Quarter Results and Segment Trends

CSX said in a press release that fourth-quarter revenue was $3.51 billion, down 1.0% year over year and below the consensus range. Net income was $720 million, or $0.39 a share diluted, down 1.8% from the prior year. Operating income was $1.11 billion on a GAAP basis, roughly flat year over year but about 9.0% lower on an adjusted basis. Gross profit fell 6.8% to $1.5 billion.

Cash from operations rose about 30.0% to $1.4 billion despite capital spending increasing roughly 31.0% to $677 million. CSX reduced headcount by more than 3.0% at quarter end and recorded approximately $50 million of pre-tax charges, including $31 million in severance and $21 million in technology impairments.

Volumes showed mixed trends. Overall units rose 1.0% year over year while revenue per unit declined 2.0% due to a shift in business mix and weaker coal pricing. Merchandise volumes and revenue fell 2.0%, with chemicals down 6.0% and forest products down 11.0%. Intermodal revenue increased 7.0% as volumes grew 5.0%. Coal volumes rose 1.0%, driven by a 6.0% gain in domestic shipments that offset a 3.0% drop in exports, while coal revenue declined about 5.0%. Intermodal growth stood out amid softness in other segments.

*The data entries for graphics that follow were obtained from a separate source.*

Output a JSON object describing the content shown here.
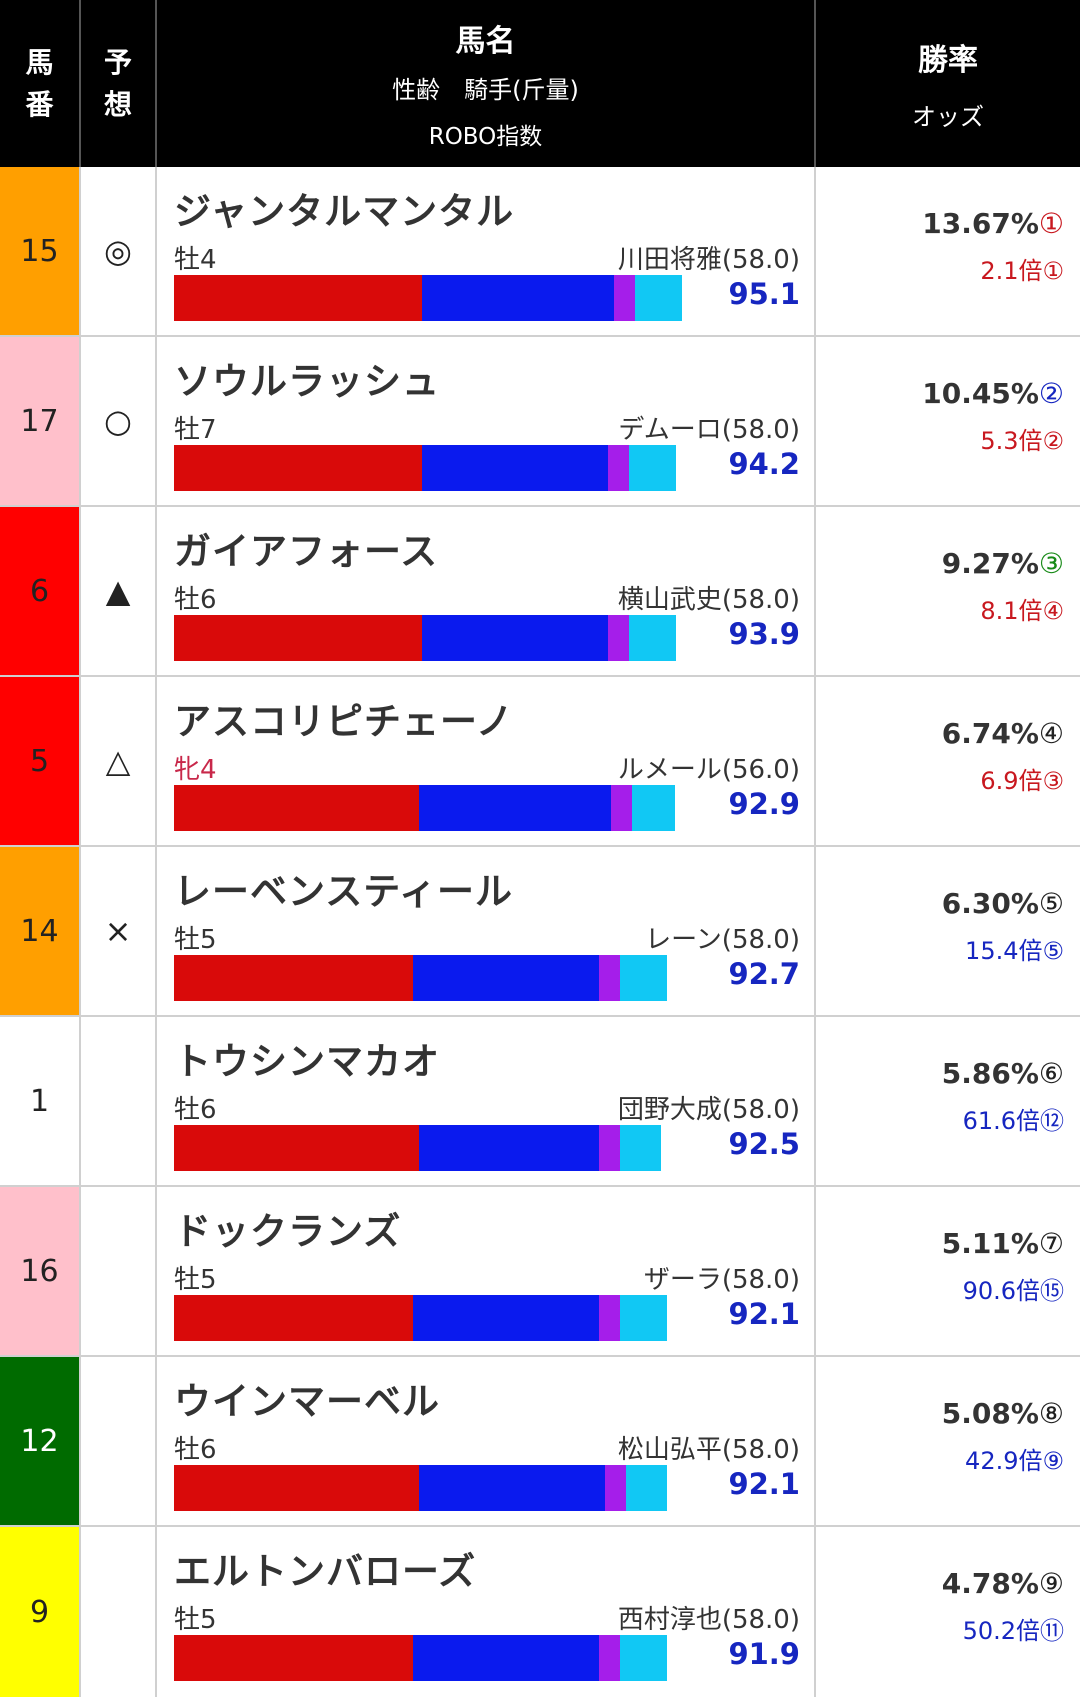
{
  "header": {
    "num_label": "馬\n番",
    "num_l1": "馬",
    "num_l2": "番",
    "mark_l1": "予",
    "mark_l2": "想",
    "name_l1": "馬名",
    "name_l2": "性齢　騎手(斤量)",
    "name_l3": "ROBO指数",
    "rate_l1": "勝率",
    "rate_l2": "オッズ"
  },
  "colors": {
    "red_bar": "#d90a0a",
    "blue_bar": "#0a1aee",
    "purple_bar": "#a51eea",
    "cyan_bar": "#11c8f4",
    "index_blue": "#1626c0"
  },
  "rows": [
    {
      "num": "15",
      "num_bg": "#ff9f00",
      "num_color": "#222",
      "mark": "◎",
      "name": "ジャンタルマンタル",
      "sex": "牡4",
      "jockey": "川田将雅(58.0)",
      "bar": [
        0.4,
        0.31,
        0.034,
        0.076
      ],
      "index": "95.1",
      "rate": "13.67%",
      "rate_rank": "①",
      "rank_class": "rk1",
      "odds": "2.1倍",
      "odds_rank": "①",
      "odds_class": "red"
    },
    {
      "num": "17",
      "num_bg": "#ffc0cb",
      "num_color": "#222",
      "mark": "○",
      "name": "ソウルラッシュ",
      "sex": "牡7",
      "jockey": "デムーロ(58.0)",
      "bar": [
        0.4,
        0.3,
        0.034,
        0.075
      ],
      "index": "94.2",
      "rate": "10.45%",
      "rate_rank": "②",
      "rank_class": "rk2",
      "odds": "5.3倍",
      "odds_rank": "②",
      "odds_class": "red"
    },
    {
      "num": "6",
      "num_bg": "#ff0000",
      "num_color": "#222",
      "mark": "▲",
      "name": "ガイアフォース",
      "sex": "牡6",
      "jockey": "横山武史(58.0)",
      "bar": [
        0.4,
        0.3,
        0.034,
        0.075
      ],
      "index": "93.9",
      "rate": "9.27%",
      "rate_rank": "③",
      "rank_class": "rk3",
      "odds": "8.1倍",
      "odds_rank": "④",
      "odds_class": "red"
    },
    {
      "num": "5",
      "num_bg": "#ff0000",
      "num_color": "#222",
      "mark": "△",
      "name": "アスコリピチェーノ",
      "sex": "牝4",
      "sex_f": true,
      "jockey": "ルメール(56.0)",
      "bar": [
        0.395,
        0.31,
        0.034,
        0.07
      ],
      "index": "92.9",
      "rate": "6.74%",
      "rate_rank": "④",
      "rank_class": "rkn",
      "odds": "6.9倍",
      "odds_rank": "③",
      "odds_class": "red"
    },
    {
      "num": "14",
      "num_bg": "#ff9f00",
      "num_color": "#222",
      "mark": "×",
      "name": "レーベンスティール",
      "sex": "牡5",
      "jockey": "レーン(58.0)",
      "bar": [
        0.385,
        0.3,
        0.034,
        0.076
      ],
      "index": "92.7",
      "rate": "6.30%",
      "rate_rank": "⑤",
      "rank_class": "rkn",
      "odds": "15.4倍",
      "odds_rank": "⑤",
      "odds_class": "blue"
    },
    {
      "num": "1",
      "num_bg": "#ffffff",
      "num_color": "#222",
      "mark": "",
      "name": "トウシンマカオ",
      "sex": "牡6",
      "jockey": "団野大成(58.0)",
      "bar": [
        0.395,
        0.29,
        0.034,
        0.066
      ],
      "index": "92.5",
      "rate": "5.86%",
      "rate_rank": "⑥",
      "rank_class": "rkn",
      "odds": "61.6倍",
      "odds_rank": "⑫",
      "odds_class": "blue"
    },
    {
      "num": "16",
      "num_bg": "#ffc0cb",
      "num_color": "#222",
      "mark": "",
      "name": "ドックランズ",
      "sex": "牡5",
      "jockey": "ザーラ(58.0)",
      "bar": [
        0.385,
        0.3,
        0.034,
        0.076
      ],
      "index": "92.1",
      "rate": "5.11%",
      "rate_rank": "⑦",
      "rank_class": "rkn",
      "odds": "90.6倍",
      "odds_rank": "⑮",
      "odds_class": "blue"
    },
    {
      "num": "12",
      "num_bg": "#006b00",
      "num_color": "#fff",
      "mark": "",
      "name": "ウインマーベル",
      "sex": "牡6",
      "jockey": "松山弘平(58.0)",
      "bar": [
        0.395,
        0.3,
        0.034,
        0.066
      ],
      "index": "92.1",
      "rate": "5.08%",
      "rate_rank": "⑧",
      "rank_class": "rkn",
      "odds": "42.9倍",
      "odds_rank": "⑨",
      "odds_class": "blue"
    },
    {
      "num": "9",
      "num_bg": "#ffff00",
      "num_color": "#222",
      "mark": "",
      "name": "エルトンバローズ",
      "sex": "牡5",
      "jockey": "西村淳也(58.0)",
      "bar": [
        0.385,
        0.3,
        0.034,
        0.076
      ],
      "index": "91.9",
      "rate": "4.78%",
      "rate_rank": "⑨",
      "rank_class": "rkn",
      "odds": "50.2倍",
      "odds_rank": "⑪",
      "odds_class": "blue"
    }
  ]
}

For full-year 2025, CSX reported revenue of $14.1 billion and GAAP operating income of $4.5 billion. Adjusted operating income was $4.7 billion after excluding a $164 million goodwill impairment recorded in the third quarter.

2026 Guidance and Cost Targets

Management set 2026 revenue growth at low single digits and targets operating margin expansion of 200 to 300 basis points over the adjusted 2025 base. This improvement is expected to come from workforce optimization, cuts to discretionary spending, and more than 100 productivity initiatives. Capital expenditures are forecast to remain below $2.4 billion. The company aims for at least 50.0% free cash flow growth in 2026 compared with 2025, driven by higher earnings, normalized cash taxes, and lower capital intensity.

Management noted inflation around 3.0% to 3.5%, with labor and union wage pressures near 3.8%. It withdrew the 2027 multi-year targets from its 2024 investor day. Mid-single-digit intermodal growth is expected to help offset continued weakness in other freight segments.

The quarter highlighted a contrast between softer revenue and profit and a materially stronger operating cash flow. CSX’s focus on productivity and cost discipline shifts near-term performance measures toward margin and cash generation.